Die neue Internetseite des russischen Präsidenten Wladimir Putin zieht natürlich auch ungebetene Besucher an - annähernd hundert Hacker versuchten sich angeblich in den ersten 24 Stunden nach der Freischaltung an der präsidialen virtuellen Visitenkarte, so ein Kremlsprecher am Wochenende.
"Rund 500.000 Personen haben die Seite besucht und es gab bisher 96 Hacker-Angriffe, aber keiner von ihnen war erfolgreich", sagte der Sprecher. Für ihn ein scheinbar befremdlicher Vorgang, der auf blankes Unverständnis stößt: Welches Ziel die Attacken gehabt hätten, sei unklar.
Welches Ziel die Erwähnung der Angriffe hatte, ist dagegen völlig klar: Das ist als Nachricht weit interessanter als die bloße Verkündigung, die Homepage des russischen Präsidenten sei neu gestaltet worden.. So etwas erhöht die Aufmerksamkeit - in jeder Hinsicht.
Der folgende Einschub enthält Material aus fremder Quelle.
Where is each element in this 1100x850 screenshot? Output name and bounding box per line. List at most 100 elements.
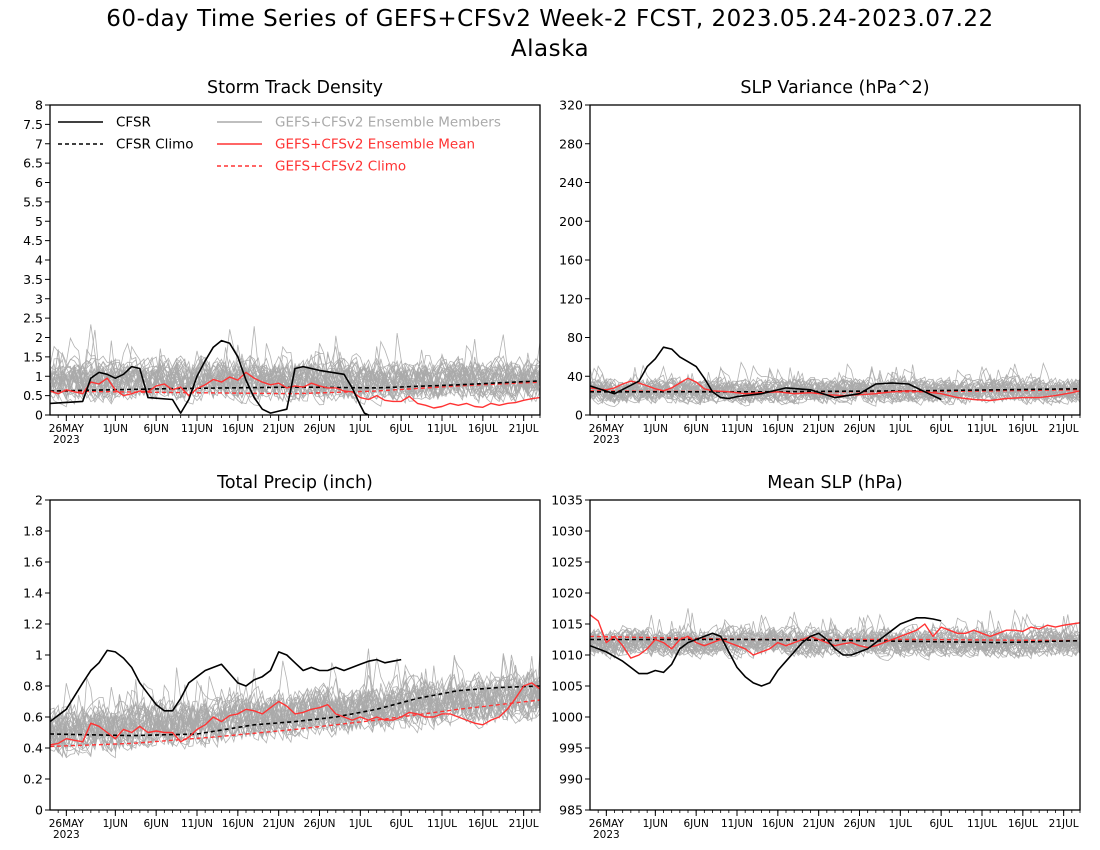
series-line-mean [50, 371, 540, 409]
x-tick-label: 6JUN [144, 818, 169, 830]
y-tick-label: 2 [35, 330, 43, 345]
series-line-mean [50, 682, 540, 746]
panel-title: SLP Variance (hPa^2) [740, 78, 929, 98]
series-line-cfsr [590, 616, 942, 687]
x-tick-label: 26JUN [304, 423, 336, 435]
x-tick-label: 11JUN [181, 423, 213, 435]
y-tick-label: 8 [35, 98, 43, 113]
legend-label: CFSR Climo [116, 137, 194, 153]
plot-area [50, 648, 540, 759]
y-tick-label: 4 [35, 253, 43, 268]
ensemble-member-line [590, 617, 1080, 657]
y-tick-label: 1 [35, 648, 43, 663]
y-tick-label: 1015 [551, 617, 583, 632]
ensemble-member-line [50, 662, 540, 750]
ensemble-member-line [590, 363, 1080, 406]
y-tick-label: 1025 [551, 555, 583, 570]
x-tick-label: 16JUL [1008, 818, 1038, 830]
x-tick-label: 6JUN [144, 423, 169, 435]
series-line-mean [590, 377, 1080, 402]
ensemble-member-line [50, 362, 540, 402]
ensemble-member-line [50, 343, 540, 403]
x-tick-label: 21JUL [509, 818, 539, 830]
series-line-cfsr-climo [590, 638, 1080, 644]
legend-label: GEFS+CFSv2 Ensemble Mean [275, 137, 475, 153]
y-tick-label: 200 [559, 214, 583, 229]
x-tick-label: 1JUN [103, 818, 128, 830]
series-line-gefs-climo [50, 699, 540, 748]
x-tick-label: 16JUL [1008, 423, 1038, 435]
ensemble-member-line [50, 353, 540, 402]
y-tick-label: 1.6 [23, 555, 43, 570]
y-tick-label: 3.5 [23, 272, 43, 287]
y-tick-label: 1 [35, 369, 43, 384]
y-tick-label: 990 [559, 772, 583, 787]
x-tick-label: 21JUN [263, 818, 295, 830]
x-tick-label: 1JUL [349, 423, 372, 435]
x-tick-label: 21JUN [803, 423, 835, 435]
series-line-mean [590, 614, 1080, 659]
y-tick-label: 7.5 [23, 117, 43, 132]
y-tick-label: 1035 [551, 493, 583, 508]
ensemble-member-line [50, 361, 540, 402]
y-tick-label: 0.8 [23, 679, 43, 694]
y-tick-label: 6 [35, 175, 43, 190]
y-tick-label: 1010 [551, 648, 583, 663]
x-tick-label: 21JUL [509, 423, 539, 435]
x-tick-label: 21JUL [1049, 818, 1079, 830]
ensemble-member-line [50, 329, 540, 401]
x-tick-label: 11JUL [427, 818, 457, 830]
x-tick-label: 26MAY [49, 818, 85, 830]
x-tick-label: 21JUL [1049, 423, 1079, 435]
x-tick-label: 26JUN [844, 423, 876, 435]
ensemble-member-line [50, 655, 540, 754]
y-tick-label: 1.5 [23, 349, 43, 364]
legend-item: GEFS+CFSv2 Ensemble Mean [217, 137, 475, 153]
y-tick-label: 2 [35, 493, 43, 508]
y-tick-label: 120 [559, 291, 583, 306]
y-tick-label: 4.5 [23, 233, 43, 248]
y-tick-label: 995 [559, 741, 583, 756]
x-tick-label: 26JUN [304, 818, 336, 830]
x-tick-label: 1JUL [349, 818, 372, 830]
ensemble-member-line [590, 620, 1080, 657]
title-block: 60-day Time Series of GEFS+CFSv2 Week-2 … [0, 4, 1100, 64]
x-tick-label: 6JUL [930, 818, 953, 830]
ensemble-member-line [590, 378, 1080, 405]
legend-label: GEFS+CFSv2 Climo [275, 159, 406, 175]
series-line-cfsr [50, 649, 402, 723]
series-line-cfsr [50, 339, 369, 415]
x-tick-sublabel: 2023 [593, 434, 620, 446]
y-tick-label: 985 [559, 803, 583, 818]
y-tick-label: 1.2 [23, 617, 43, 632]
y-tick-label: 6.5 [23, 156, 43, 171]
y-tick-label: 1030 [551, 524, 583, 539]
legend-label: CFSR [116, 115, 151, 131]
x-tick-label: 11JUN [721, 818, 753, 830]
y-tick-label: 320 [559, 98, 583, 113]
x-tick-label: 16JUL [468, 423, 498, 435]
panel-title: Storm Track Density [207, 78, 383, 98]
y-tick-label: 0.5 [23, 388, 43, 403]
y-tick-label: 280 [559, 136, 583, 151]
x-tick-label: 11JUL [967, 818, 997, 830]
legend-label: GEFS+CFSv2 Ensemble Members [275, 115, 501, 131]
y-tick-label: 0 [35, 408, 43, 423]
x-tick-label: 26MAY [589, 423, 625, 435]
legend-item: CFSR Climo [58, 137, 194, 153]
x-tick-label: 16JUN [222, 423, 254, 435]
legend: CFSR CFSR Climo GEFS+CFSv2 Ensemble Member… [58, 115, 501, 175]
chart-panel-1: 0 0.5 1 1.5 2 2.5 3 3.5 4 4.5 5 5.5 6 6.5 7 7.5 8 26MAY20… [23, 78, 541, 446]
x-tick-label: 6JUN [684, 423, 709, 435]
y-tick-label: 2.5 [23, 311, 43, 326]
x-tick-label: 11JUL [967, 423, 997, 435]
x-tick-label: 16JUL [468, 818, 498, 830]
ensemble-member-line [590, 361, 1080, 405]
x-tick-label: 16JUN [762, 818, 794, 830]
y-tick-label: 0.6 [23, 710, 43, 725]
x-tick-label: 1JUN [643, 818, 668, 830]
y-tick-label: 1005 [551, 679, 583, 694]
Denn dass der Mann nicht wusste, dass die Form seiner Presseverlautbarung in Defacer- und Hacker-Kreisen als Provokation aufgefasst werden würde, ist äußert unwahrscheinlich. Die Provokation scheint inszeniert: Schon nach drei Stunden, rund einen Tag vor der "Wir trotzen Hackern"-Pressekonferenz, gab der Kreml erste Meldungen darüber heraus, dass die neue Website attackiert würde, angeblich "mehrere dutzend Mal". Wörtlich hieß es in der Mitteilung: "Alle Versuche wurden von den Sicherheitskräften von FAPSI erfolgreich vereitelt".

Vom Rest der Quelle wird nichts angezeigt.